Astellas Pharma will have an expedited review process for gilteritinib, as the U.S. Food and Drug Administration (FDA) granted fast track designation to produce it for adult patients with FLT3 mutation-positive (FLT3+) relapsed or refractory acute myeloid leukemia (AML).
Mutations of FLT3 in AML are associated with a poor prognosis and we are committed to working with the FDA to meet the requirements of the expedited review process, said Steven Benner, senior vice president and global therapeutic area head, oncology development, Astellas.
Fast Track designation for gilteritinib may allow for more frequent meetings and correspondence with the FDA, consideration for Priority Review if supported by clinical data, and Rolling Review, which means Astellas can submit completed sections of its New Drug Application (NDA) for review by the FDA rather than waiting until every section of the application is completed before the NDA can be reviewed.
AML is a cancer that impacts the blood and bone marrow and is most commonly experienced in older adults. According to the American Cancer Society, in 2016 there were approximately 21,000 new patients diagnosed with AML in the United States and about 10,000 cases resulted in death.
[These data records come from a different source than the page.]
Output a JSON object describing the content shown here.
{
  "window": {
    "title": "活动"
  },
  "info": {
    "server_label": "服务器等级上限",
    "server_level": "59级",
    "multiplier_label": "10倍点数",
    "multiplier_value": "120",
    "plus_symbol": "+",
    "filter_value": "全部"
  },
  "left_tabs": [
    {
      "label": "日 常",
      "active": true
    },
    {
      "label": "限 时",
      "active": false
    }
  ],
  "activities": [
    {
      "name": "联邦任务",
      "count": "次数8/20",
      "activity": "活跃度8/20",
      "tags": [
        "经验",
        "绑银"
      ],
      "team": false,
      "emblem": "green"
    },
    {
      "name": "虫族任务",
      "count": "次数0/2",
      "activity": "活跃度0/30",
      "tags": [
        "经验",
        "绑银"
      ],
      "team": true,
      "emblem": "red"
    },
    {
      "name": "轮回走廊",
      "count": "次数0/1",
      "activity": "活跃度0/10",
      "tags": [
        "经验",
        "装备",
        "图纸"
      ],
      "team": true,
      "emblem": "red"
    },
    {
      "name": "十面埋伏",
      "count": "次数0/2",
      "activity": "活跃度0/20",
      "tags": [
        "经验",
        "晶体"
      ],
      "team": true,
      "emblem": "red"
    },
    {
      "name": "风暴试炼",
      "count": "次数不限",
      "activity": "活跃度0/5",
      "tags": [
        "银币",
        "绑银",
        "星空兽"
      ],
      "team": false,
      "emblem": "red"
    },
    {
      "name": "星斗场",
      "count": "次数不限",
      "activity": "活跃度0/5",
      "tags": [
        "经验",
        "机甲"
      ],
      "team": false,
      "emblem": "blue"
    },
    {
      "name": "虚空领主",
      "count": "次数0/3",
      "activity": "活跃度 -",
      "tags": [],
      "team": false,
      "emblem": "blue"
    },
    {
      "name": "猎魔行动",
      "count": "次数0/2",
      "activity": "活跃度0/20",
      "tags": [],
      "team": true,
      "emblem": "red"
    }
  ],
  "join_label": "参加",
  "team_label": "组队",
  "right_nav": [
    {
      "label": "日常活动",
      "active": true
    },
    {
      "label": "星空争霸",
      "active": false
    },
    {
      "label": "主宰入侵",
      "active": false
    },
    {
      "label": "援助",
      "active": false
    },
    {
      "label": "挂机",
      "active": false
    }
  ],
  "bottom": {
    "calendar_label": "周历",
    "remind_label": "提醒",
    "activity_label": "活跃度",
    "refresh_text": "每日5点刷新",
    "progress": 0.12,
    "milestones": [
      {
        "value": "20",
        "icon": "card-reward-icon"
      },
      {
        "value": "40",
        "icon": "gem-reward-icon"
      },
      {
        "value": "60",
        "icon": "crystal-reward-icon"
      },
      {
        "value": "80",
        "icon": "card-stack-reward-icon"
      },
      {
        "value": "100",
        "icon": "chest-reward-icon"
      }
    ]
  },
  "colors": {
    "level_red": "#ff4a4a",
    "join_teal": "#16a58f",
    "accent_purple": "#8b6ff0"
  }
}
Gilteritinib is an investigational compound that has demonstrated inhibitory activity against FLT3 internal tandem duplication (ITD) as well as FLT3 tyrosine kinase domain (TKD), two common types of FLT3 mutations that are seen in approximately one-third of patients with AML. Further, gilteritinib has also demonstrated inhibition of AXL, which is reported to be associated with therapeutic resistance.
Astellas is currently investigating gilteritinib in various AML patient populations through four ongoing Phase 3 trials, including the registrational ADMIRAL trial in relapsed/refractory FLT3+ AML.